As Adam drove out, Dale checked progress with herdsman Joe Olson. Usually Olson's main responsibility is caring for the cows, but today he also had to mix feed because another employee took the day off.
After a brief conversation with Olson, Dale checked the markets one more time and prepared to go out to the field. The rest of the morning and afternoon, Dale planted soybeans, hoping to finish and beat the rain. Matt planted corn and Adam continued trucking.
Marlys used the afternoon to work on payroll and get some housework done. At 4 p.m., she went to the calf barn to check the automatic calf feeder and feed grain to the older heifers with her two granddaughters, Abigail (6) and Alexis (3).

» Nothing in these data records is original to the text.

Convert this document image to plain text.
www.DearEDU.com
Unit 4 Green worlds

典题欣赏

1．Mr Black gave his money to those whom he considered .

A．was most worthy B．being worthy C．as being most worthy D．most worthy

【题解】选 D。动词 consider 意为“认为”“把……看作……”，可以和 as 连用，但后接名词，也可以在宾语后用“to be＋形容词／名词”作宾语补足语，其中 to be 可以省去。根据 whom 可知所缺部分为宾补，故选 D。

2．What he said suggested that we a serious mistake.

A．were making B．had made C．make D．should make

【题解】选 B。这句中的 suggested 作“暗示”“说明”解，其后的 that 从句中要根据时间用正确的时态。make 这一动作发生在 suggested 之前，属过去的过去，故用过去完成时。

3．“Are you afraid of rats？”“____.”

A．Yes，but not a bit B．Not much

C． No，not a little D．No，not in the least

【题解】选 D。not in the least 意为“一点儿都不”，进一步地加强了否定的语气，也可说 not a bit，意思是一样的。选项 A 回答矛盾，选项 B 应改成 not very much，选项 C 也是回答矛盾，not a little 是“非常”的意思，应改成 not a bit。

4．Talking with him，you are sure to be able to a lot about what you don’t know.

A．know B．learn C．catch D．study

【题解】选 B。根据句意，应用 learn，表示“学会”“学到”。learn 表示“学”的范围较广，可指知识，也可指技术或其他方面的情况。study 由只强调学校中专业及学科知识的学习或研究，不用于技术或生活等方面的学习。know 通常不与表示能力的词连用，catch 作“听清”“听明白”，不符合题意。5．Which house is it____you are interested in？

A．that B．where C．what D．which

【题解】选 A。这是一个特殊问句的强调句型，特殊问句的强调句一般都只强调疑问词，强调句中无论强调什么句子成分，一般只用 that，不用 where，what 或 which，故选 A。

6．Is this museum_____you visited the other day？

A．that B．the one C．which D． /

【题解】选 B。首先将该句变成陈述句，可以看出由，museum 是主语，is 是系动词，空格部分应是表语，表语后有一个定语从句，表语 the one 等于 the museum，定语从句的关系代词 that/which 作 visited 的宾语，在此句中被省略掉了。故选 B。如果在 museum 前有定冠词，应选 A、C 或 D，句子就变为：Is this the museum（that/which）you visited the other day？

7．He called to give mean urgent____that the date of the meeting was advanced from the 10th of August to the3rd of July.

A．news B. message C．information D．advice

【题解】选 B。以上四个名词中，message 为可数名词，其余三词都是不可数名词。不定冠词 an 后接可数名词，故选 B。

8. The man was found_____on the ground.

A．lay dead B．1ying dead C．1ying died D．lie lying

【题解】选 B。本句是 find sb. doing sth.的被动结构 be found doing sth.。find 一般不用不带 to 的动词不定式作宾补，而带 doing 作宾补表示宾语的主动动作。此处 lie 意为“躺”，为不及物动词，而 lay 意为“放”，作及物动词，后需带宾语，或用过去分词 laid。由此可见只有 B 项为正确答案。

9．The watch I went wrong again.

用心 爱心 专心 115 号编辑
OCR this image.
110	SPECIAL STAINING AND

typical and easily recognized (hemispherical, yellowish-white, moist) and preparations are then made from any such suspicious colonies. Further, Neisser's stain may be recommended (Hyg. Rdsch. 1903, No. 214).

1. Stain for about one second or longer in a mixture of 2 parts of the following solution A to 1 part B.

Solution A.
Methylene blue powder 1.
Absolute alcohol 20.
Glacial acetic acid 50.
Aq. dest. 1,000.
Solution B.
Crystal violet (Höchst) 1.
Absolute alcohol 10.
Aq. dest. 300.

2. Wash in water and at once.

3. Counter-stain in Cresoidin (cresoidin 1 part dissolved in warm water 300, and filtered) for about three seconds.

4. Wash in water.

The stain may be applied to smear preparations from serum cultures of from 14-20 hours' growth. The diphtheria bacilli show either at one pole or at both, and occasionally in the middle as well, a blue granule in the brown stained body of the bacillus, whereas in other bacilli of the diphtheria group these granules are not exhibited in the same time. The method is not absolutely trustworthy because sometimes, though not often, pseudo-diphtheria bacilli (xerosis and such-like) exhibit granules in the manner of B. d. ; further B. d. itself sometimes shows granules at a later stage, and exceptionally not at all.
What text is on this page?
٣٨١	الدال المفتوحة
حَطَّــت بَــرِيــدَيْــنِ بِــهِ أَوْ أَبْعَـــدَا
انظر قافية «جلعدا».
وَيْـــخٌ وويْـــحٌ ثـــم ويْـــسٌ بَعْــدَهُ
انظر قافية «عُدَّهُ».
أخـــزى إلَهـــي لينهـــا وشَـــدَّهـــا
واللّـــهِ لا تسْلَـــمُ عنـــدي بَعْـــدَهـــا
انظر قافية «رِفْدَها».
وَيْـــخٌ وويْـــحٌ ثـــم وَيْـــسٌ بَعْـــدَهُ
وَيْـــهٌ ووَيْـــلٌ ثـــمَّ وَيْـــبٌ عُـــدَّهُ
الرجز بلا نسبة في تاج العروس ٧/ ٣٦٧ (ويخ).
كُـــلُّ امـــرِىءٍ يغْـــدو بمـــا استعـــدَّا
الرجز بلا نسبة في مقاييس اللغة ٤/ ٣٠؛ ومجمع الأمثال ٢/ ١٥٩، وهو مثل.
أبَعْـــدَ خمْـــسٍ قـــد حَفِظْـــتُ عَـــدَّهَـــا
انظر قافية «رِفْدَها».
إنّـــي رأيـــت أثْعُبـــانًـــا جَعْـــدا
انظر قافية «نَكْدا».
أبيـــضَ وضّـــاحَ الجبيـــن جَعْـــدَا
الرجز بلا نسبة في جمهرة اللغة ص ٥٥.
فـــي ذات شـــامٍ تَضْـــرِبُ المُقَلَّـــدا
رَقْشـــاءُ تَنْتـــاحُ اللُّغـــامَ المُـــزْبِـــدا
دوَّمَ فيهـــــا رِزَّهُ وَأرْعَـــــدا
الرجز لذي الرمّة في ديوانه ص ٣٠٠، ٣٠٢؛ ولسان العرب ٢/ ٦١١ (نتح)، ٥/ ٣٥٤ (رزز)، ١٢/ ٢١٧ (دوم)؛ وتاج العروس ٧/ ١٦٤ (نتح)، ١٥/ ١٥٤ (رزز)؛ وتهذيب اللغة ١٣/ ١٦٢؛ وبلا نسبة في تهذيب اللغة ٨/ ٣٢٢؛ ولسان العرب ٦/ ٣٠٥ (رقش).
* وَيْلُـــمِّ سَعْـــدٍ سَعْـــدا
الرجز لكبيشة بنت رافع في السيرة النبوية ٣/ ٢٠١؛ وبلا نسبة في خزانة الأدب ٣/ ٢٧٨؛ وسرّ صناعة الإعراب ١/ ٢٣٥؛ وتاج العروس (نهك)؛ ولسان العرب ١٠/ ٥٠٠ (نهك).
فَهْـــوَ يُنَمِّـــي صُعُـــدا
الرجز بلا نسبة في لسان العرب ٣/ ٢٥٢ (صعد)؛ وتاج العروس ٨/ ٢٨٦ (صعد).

"I never minded feeding with bottles, but this just makes it (feeding calves) so much faster," Marlys said about her automatic calf feeder and new calf barn built in October 2008.
By 4:30, the gray sky and misty rain forced the Hinckleys to halt their planting for the day and the week. By 5 p.m., the family had gathered in the calf barn, discussing the day, helping finish the final chores and deciding what to make for dinner.
"We try to be done at five or six at night and try our best to get everything done during the week," Dale said.
On the weekends, Dale, Matt, Adam and Joe rotate being on call. The time off allows for additional family time. Dale and Marlys enjoy taking short road trips in the tri-state area in their convertible. They also enjoy spending time with their children and grandchildren.
But the Hinckleys would not be able to take this time off or farm like they do without their network of good people.
"It's all about teamwork," Dale said.